[Math] Reinterpreting improper integrals that require Cauchy principal value to be defined

Question

This question concerns the Cauchy principal value. Consider the improper integral $$\int_{-∞}^{∞}\frac{1+x}{1+x^2}dx$$ which is divergent, and then its Cauchy principal value $$\lim_{u \to ∞} \int_{-u}^{u}\frac{1+x}{1+x^2}dx=\pi$$ As I have yet to study Lebesgue integration, but I was wondering whether it resolves problems of this nature – or if any other interpretation of the integral does. Just to clarify, by resolving I mean that the value of the integral does not have to be assigned to integrals that would otherwise be undefined.

Answer 1

I'm not sure sure whether Lebesgue integration helps to solve that integral, though I think it doesn't. Perhaps a little complex analysis?

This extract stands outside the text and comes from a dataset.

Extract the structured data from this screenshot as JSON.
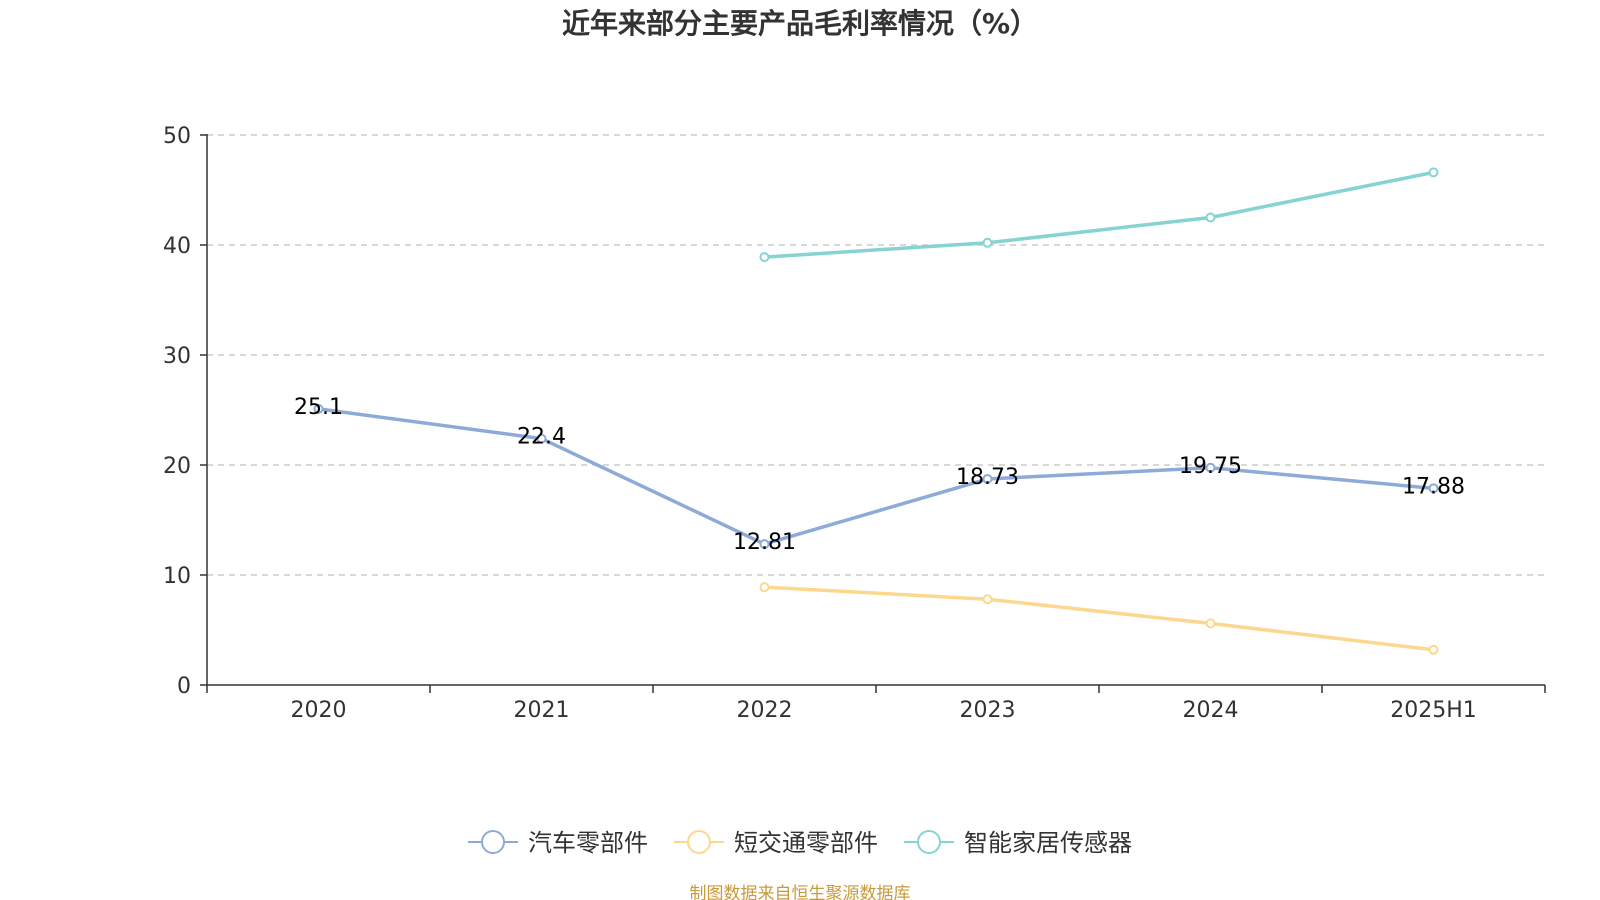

$$f(z)=\frac{1+z}{1+z^2}=\frac{1+z}{(z+i)(z-i)}$$

and we can take the contour determined by

$$C_R:=[-R,R]\cup\gamma_R:=\{z\in\Bbb C\;;\;|z|=R\;,\;\text{Im}(z)\ge 0\}\;,\;\;R>>0$$

Within the domain bounded by the above curve we've only one simple pole, so

$$Res_{z=i}(f)=\lim_{z\to i}(z-i)f(z)\stackrel{\text{l'Hospital}}=\frac{1+i}{2i}$$

so by Cauchy's Residue Theorem

$$2\pi i\cdot\frac{1+i}{2i}=\oint\limits_{C_R}f(z)dz+\int_{-R}^R\frac{1+x}{1+x^2}dx$$

and passing to the limit when $\,R\to\infty\,$ and taking the real parts we get

$$\pi=\int_{-\infty}^\infty\frac{x+1}{x^2+1}dx$$

getting btw that the imaginary part has also the same value...

It should be noted that the imaginary part is due entirely to the loop integral; the imaginary part of the integral along the real axis is zero, as expected.